HBO's third season of "Treme" opens, as one would expect, with music. A reflective, soaring rendition of "I'll Fly Away" with horns, vocals, and call-and-response exultation, but this is a very different New Orleans, and several musicians are arrested for playing in the street. And as Wendell Pierce's Antoine Batiste states, if the cops are complaining about the music being too loud, they're in the wrong town.
This season's theme hints at evolution, both natural and forced, if "Knock With Me - Rock With Me," is any indication. Compare the character's post-Katrina lives to the first season, and it's quite a difference, however subtle.
For example, Antoine Batiste, the jazz trombonist, has always been the heartbeat of the series. He used to hop in taxis cabs, going from gig to gig, sometimes leaving his trombone as collateral. He was a classic case of what many imagine as the New Orleans jazz musician. Clearly, since he's taken a job as a music director for a school, the respectability and "steady income" of the job is taking its course. His wife reminds him that it is time to grow up, but his curt response is "I'm a musician." Batiste is trying to do the right thing, but evolving is a painful experience for him, and we see it in his eyes and gestures. We see it as he leads the marching band on the field, frustrated by their inability to get the steps right.
Davis McAlary (Steve Zahn), the radio disc jockey and aspiring musician, is still full of ideas. He still wants to change the world. And maybe, given this season's opener, he might find some artistic solace. Meanwhile, his girlfriend, Annie (Lucia Micarelli), the violinist, has evolved from street performer to a well-received front woman of a band.
Back in New York, trumpet player Delmond Lambreaux (Rob Brown) has just released his New Orleans Indian-inspired album, which to his consternation, receives (so far) a lukewarm response from critics. Back in New Orleans, Davis McAlary plays a track from the album, which also features Delmond's father, Albert Lambreaux (Clarke Peters), and we cut to him working on a house trying to convince his co-workers that it's his voice on the radio they're hearing.
LaDonna Batiste-Williams (Khandi Alexander), Antoine Baptiste's ex-wife, is making preparation to go back to her life of running a bar, which carries terrible memories from her attack last season.

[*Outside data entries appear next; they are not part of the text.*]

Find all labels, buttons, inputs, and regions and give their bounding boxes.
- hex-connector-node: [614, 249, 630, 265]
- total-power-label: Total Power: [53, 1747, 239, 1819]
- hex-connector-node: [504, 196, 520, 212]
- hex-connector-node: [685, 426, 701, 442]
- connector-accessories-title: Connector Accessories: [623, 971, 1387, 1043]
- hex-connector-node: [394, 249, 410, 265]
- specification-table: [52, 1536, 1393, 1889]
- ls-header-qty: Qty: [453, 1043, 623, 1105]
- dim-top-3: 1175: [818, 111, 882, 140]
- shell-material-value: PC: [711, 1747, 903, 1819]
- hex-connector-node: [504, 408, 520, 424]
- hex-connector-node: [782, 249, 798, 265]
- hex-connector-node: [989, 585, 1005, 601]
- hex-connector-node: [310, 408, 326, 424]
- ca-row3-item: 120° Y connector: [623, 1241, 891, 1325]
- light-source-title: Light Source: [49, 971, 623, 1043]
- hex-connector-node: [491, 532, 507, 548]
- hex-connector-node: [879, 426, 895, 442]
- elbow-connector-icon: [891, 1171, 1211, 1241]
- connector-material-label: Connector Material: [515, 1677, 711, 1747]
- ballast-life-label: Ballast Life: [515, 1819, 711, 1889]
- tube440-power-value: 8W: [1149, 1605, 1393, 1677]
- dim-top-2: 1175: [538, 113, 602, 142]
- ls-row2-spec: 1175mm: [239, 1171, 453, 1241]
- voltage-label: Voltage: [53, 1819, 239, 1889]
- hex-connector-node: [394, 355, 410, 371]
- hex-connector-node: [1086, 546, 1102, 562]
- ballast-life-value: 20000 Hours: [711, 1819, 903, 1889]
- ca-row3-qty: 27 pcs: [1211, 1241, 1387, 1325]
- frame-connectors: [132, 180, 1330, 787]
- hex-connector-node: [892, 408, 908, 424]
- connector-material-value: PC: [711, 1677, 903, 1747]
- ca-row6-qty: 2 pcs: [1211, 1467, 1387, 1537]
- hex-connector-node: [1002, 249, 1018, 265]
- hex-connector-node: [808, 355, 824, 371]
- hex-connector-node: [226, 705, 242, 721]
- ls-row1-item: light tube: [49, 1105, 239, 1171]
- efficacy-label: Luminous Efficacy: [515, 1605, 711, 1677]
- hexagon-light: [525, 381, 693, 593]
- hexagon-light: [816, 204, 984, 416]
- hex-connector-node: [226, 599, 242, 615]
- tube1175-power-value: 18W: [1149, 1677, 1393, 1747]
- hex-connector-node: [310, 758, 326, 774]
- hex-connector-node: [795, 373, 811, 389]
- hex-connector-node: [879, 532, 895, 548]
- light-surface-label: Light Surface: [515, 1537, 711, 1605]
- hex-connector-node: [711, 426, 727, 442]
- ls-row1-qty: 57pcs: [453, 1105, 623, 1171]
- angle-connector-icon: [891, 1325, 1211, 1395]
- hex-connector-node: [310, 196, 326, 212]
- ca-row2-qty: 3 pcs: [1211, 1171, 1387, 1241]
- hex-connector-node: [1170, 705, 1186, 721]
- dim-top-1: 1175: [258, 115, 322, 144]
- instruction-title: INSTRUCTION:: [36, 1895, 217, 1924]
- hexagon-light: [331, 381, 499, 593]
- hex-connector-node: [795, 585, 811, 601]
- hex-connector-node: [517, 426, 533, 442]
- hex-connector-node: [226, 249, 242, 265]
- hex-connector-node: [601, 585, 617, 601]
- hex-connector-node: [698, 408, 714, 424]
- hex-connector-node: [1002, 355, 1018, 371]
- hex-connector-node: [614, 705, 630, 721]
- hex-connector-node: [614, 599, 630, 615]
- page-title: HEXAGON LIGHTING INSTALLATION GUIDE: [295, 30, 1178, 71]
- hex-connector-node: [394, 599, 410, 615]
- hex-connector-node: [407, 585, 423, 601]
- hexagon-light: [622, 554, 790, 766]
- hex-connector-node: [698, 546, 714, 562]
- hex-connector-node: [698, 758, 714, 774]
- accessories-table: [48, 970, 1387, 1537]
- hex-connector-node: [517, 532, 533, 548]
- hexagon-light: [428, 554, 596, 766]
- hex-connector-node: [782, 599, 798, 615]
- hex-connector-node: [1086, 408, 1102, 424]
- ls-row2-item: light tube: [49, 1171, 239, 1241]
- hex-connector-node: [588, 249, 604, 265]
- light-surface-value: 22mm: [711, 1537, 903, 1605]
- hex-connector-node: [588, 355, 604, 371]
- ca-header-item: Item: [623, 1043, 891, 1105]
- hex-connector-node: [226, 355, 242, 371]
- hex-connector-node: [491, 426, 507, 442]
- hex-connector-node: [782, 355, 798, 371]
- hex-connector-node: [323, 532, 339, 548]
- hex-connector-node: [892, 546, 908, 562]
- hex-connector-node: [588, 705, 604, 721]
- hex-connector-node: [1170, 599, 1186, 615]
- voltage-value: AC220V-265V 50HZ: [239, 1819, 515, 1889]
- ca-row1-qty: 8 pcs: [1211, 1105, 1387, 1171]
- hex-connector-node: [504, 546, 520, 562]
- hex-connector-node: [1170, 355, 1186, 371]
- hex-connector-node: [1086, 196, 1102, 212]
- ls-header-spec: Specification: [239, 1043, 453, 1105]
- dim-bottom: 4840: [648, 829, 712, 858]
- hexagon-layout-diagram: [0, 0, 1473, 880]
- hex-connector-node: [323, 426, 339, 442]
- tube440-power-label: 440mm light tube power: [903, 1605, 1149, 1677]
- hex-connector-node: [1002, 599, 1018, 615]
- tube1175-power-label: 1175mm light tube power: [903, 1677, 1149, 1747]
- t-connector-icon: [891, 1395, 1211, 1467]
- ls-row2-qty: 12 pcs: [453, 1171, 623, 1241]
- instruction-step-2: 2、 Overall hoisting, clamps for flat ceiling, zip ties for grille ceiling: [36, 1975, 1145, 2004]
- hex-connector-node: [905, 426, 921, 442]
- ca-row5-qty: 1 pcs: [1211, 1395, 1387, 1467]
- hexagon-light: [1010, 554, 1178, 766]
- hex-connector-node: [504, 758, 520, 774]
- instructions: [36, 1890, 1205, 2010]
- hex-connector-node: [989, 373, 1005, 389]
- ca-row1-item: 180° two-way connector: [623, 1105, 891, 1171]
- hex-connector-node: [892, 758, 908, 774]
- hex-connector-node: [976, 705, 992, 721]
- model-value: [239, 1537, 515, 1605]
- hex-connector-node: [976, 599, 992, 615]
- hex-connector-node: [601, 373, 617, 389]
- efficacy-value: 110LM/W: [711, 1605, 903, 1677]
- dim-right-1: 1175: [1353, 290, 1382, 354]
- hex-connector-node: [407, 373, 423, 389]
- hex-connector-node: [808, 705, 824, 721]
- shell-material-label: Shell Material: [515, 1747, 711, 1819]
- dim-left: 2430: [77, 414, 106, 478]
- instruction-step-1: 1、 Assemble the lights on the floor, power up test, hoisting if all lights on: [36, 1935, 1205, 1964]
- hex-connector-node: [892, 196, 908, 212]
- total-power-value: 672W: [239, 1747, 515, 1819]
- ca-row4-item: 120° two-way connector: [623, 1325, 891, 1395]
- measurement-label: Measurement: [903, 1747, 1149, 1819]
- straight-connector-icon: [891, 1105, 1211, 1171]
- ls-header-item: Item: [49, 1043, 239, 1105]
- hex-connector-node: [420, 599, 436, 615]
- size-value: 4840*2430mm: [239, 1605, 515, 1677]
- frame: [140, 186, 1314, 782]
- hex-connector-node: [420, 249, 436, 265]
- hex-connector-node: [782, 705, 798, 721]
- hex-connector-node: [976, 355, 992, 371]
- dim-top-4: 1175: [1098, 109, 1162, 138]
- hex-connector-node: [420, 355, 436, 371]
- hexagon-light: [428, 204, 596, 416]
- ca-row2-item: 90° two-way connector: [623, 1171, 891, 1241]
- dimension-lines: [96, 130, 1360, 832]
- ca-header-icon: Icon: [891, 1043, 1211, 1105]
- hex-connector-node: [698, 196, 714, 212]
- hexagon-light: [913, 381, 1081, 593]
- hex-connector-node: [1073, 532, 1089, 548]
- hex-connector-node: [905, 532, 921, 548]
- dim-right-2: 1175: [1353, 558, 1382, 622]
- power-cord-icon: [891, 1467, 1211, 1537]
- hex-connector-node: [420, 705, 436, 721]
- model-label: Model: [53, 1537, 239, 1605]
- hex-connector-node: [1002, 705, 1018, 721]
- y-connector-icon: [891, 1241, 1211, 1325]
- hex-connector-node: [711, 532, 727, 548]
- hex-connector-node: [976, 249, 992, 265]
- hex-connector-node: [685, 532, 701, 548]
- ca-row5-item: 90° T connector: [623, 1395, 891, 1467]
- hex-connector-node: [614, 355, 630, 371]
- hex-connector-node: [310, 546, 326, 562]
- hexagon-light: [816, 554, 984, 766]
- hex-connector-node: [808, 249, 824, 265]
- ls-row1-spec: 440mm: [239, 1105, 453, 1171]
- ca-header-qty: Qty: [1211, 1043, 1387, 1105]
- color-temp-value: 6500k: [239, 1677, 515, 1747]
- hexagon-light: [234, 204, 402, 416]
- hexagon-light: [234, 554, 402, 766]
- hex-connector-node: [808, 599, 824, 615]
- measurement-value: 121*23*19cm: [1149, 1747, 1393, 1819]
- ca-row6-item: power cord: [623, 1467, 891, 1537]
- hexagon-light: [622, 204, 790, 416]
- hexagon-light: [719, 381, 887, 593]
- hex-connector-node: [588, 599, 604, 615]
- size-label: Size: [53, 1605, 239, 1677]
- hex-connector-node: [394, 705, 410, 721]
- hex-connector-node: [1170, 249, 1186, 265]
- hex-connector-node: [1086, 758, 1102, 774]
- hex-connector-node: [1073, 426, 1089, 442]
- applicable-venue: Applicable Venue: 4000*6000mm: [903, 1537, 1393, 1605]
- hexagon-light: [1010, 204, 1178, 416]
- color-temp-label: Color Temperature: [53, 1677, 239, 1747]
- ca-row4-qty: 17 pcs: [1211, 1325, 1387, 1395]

In short: characters, characters, characters. If "Treme" shares anything with "The Wire" besides a few actors and creator David Simon, it's the emphasis on character. And in the case of "Treme," the music. The music is as much a character in the series as the players in the drama. Katrina is still felt, but "Treme" has moved beyond that tragic incident and is training its lens upon the machinations of the human condition, those evolving relationships, and the slippery intersection of art and life, leaving little room for imitation.